Author : H. Don Cameron
Publisher : University of Michigan Press
Page : 162 pages
File Size : 47,67 MB
Release : 2003
Category : Foreign Language Study
ISBN : 9780472068470
Offers a better way to read Thucydides through the explanation of grammar and a glimpse into the history of classical scholarship
Author : Thucydides
Publisher : Cambridge University Press
Page : 280 pages
File Size : 45,98 MB
Release : 1989-03-30
Category : History
ISBN : 9780521339292
The second book of Thucydides' history is of particular literary interest, containing as it does such important sections as the funeral oration, the account of the plague at Athens and the obituary of Pericles. Professor Rusten's commentary aims to assist the students to learn to read Thucydides. It scrutinises not only the standard historical context but also the literary and philosophical one, and devotes special attention to the exceptionally complex structures and techniques of language which make Thucydides the most difficult as well as most profound of ancient historians.
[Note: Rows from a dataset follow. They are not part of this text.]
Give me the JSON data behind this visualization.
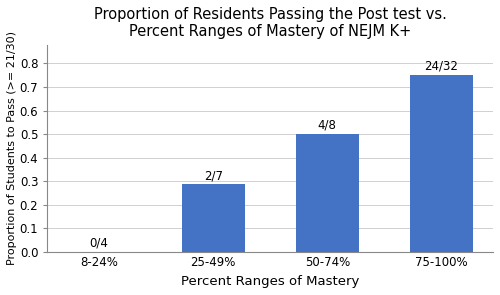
{
  "categories": [
    "8-24%",
    "25-49%",
    "50-74%",
    "75-100%"
  ],
  "values": [
    0.0,
    0.2857142857,
    0.5,
    0.75
  ],
  "labels": [
    "0/4",
    "2/7",
    "4/8",
    "24/32"
  ],
  "bar_color": "#4472C4",
  "title_line1": "Proportion of Residents Passing the Post test vs.",
  "title_line2": "Percent Ranges of Mastery of NEJM K+",
  "xlabel": "Percent Ranges of Mastery",
  "ylabel": "Proportion of Students to Pass (>= 21/30)",
  "ylim": [
    0,
    0.88
  ],
  "yticks": [
    0.0,
    0.1,
    0.2,
    0.3,
    0.4,
    0.5,
    0.6,
    0.7,
    0.8
  ],
  "title_fontsize": 10.5,
  "axis_label_fontsize": 9.5,
  "tick_fontsize": 8.5,
  "bar_label_fontsize": 8.5,
  "background_color": "#ffffff",
  "grid_color": "#d0d0d0",
  "bar_width": 0.55
}
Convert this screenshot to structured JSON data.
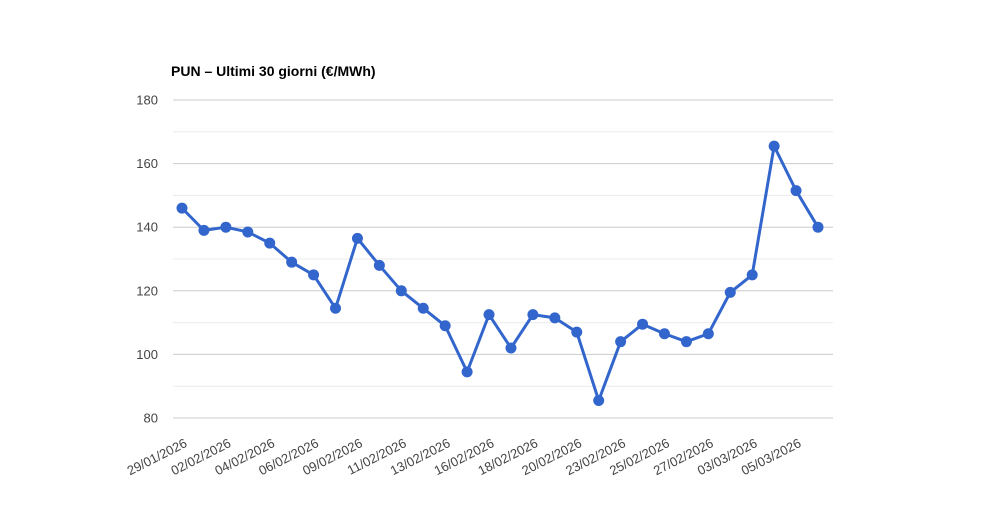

The introduction surveys biographical interpretations of the text, suggests a new approach to fictive elements in the speeches, and sketches the chief features of Thucydidean style. This edition is intended primarily as a textbook for undergraduates and students in the upper forms of schools (both introduction and commentary are meant to be accessible even to less advanced students of Greek), but any Greek scholar will find it rewarding.